ALEXANDER GRAHAM BELL’S TELEPHONE

On the second floor of the museum are the telephones that can be regarded as the ancestors of today’s highly sophisticated mobiles. Magneto- or battery-powered, dial and non-dial, in both wall and desk models. Among this rare collection is an exact replica of the original telephone made by Alexander Graham Bell in 1882, a gift of the Alcatel-Bell firm on the 150th anniversary of the founding of the PTT. By adding a dial, PTT technicians have adapted it for use today.
Although the telephone was first introduced in Istanbul during the period of Sultan Abdülhamid II, it came into widespread use only following the promulgation of the Second Constitution in 1908. Nevertheless, since these first telephones were not automatic, communications were only possible via a ‘santral’ or central switchboard. At the outset it was to be operated by Istanbul’s so-called ‘mademoiselles’, in other words, girls from the city’s Greek, Armenian and Jewish minorities. But since most of these girls spoke heavily accented Turkish, this plan soon had to be abondoned owing to customer dissatisfaction. Introducing the principle of ‘speaking with an Istanbul accent on Istanbul telephones’, the company laid down the condition that applicants for the job of switchboard operator must have pleasant voices. Since the city’s female inhabitants were reluctant to expose themselves publicly in this way, recourse was had from time to time to the many foreign-run schools in the city. In 1914, for example, an examination was held at the French Girls’ Lycée in Kadıköy. Among those who passed was Bedia (Muvahhit) Hanım, who would subsequently claim the title of first great actress of the Turkish stage. Until she embarked on her career in the theater, Bedia Hanım’s melodic voice could be heard answering callers at the Beyoğlu switchboard. The invisible and mysterious bond that formed between the switchboard operators and the telephone subscribers lasted until the introduction of the first automatic telephones in 1931. During this process, telephones came down from the wall onto the desk, their dimensions diminished, and aesthetics began to take precedence in their design. It was therefore a bittersweet pleasure that was enjoyed by the residents of the city’s European side when the first ‘unmediated’ (without the intervention of a switchboard operator) calls became possible on the night of 29 October 1931. Subscribers felt as if they had suddenly lost a friend.

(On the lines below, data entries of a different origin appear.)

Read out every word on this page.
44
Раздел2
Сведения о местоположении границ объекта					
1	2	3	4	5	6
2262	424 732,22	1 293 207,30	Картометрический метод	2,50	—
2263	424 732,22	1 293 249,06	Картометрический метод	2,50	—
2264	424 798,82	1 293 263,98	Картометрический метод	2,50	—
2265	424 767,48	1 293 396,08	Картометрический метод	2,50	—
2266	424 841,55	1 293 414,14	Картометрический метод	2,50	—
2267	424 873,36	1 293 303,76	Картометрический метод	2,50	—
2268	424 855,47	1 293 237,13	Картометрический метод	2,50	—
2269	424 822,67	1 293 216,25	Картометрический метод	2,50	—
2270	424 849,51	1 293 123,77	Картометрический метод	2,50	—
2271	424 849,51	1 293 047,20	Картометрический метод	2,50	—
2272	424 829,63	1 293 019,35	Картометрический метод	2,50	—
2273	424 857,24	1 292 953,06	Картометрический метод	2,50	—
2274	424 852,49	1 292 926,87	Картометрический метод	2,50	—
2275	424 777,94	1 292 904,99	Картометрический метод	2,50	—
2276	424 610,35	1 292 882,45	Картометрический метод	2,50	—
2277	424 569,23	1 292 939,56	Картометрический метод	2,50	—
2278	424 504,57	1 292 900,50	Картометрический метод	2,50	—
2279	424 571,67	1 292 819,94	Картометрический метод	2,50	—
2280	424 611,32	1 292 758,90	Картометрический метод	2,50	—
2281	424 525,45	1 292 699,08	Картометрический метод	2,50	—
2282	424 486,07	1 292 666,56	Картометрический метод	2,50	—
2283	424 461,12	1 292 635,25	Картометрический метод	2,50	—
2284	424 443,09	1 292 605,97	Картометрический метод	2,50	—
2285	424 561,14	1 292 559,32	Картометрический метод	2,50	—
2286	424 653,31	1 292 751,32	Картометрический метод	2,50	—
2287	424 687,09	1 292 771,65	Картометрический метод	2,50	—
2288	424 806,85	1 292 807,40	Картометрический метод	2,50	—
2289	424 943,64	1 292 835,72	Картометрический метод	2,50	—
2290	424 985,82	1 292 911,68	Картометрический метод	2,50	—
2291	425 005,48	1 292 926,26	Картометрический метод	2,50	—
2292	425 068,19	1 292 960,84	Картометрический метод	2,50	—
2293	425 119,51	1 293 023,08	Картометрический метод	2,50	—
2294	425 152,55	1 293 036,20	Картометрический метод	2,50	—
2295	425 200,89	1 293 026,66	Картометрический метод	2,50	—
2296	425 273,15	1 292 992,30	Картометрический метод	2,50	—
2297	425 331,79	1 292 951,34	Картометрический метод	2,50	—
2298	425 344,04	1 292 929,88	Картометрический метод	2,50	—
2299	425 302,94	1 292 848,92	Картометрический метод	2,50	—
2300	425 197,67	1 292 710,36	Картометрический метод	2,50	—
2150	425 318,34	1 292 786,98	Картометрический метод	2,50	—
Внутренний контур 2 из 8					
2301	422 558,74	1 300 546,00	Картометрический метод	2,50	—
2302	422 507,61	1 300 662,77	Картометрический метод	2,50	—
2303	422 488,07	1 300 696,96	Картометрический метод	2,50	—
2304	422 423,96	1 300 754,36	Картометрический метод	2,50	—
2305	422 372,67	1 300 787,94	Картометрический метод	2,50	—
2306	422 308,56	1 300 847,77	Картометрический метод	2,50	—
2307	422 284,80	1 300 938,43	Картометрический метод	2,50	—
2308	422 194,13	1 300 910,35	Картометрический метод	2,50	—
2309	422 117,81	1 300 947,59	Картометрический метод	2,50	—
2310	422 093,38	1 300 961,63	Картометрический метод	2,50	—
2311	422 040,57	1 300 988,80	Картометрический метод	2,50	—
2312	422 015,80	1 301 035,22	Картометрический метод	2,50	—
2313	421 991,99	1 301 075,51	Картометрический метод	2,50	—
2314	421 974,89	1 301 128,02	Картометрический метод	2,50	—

THE ARDUOUS TASK OF THE MOUNTED COURIERS

Our guide takes us into another gallery where she points out three tiny figures: the ‘postal couriers’. Couriers were the men who carried the official documents sent from the Imperial Court in Istanbul to the authorities in the provinces. Dressed in special uniforms, they were carefully selected from among the most trusted and strongest men and the best riders. If their destination was a distant place, they changed mounts at posting stations known as ‘menzilhane’. Their journeys took them through some of the most isolated and untraveled regions of the empire. Galloping over hill and dale, at times they even bore arms against the threat of bandits and wild animals. Some sources also state that news of the great Ottoman military victories at Kosovo and Çaldıran were brought back to Istanbul by such couriers.
There is much more to be seen and described at the PTT Museum. Couriers’ uniforms, weapons, the switchboards where the mademoiselles were employed, teletypewriters and the original telexes, to name just a few. Open every day from Monday through Friday, the museum is waiting for you to take a stroll down memory lane. For you will certainly find there numerous reminders of your lost childhood and youth.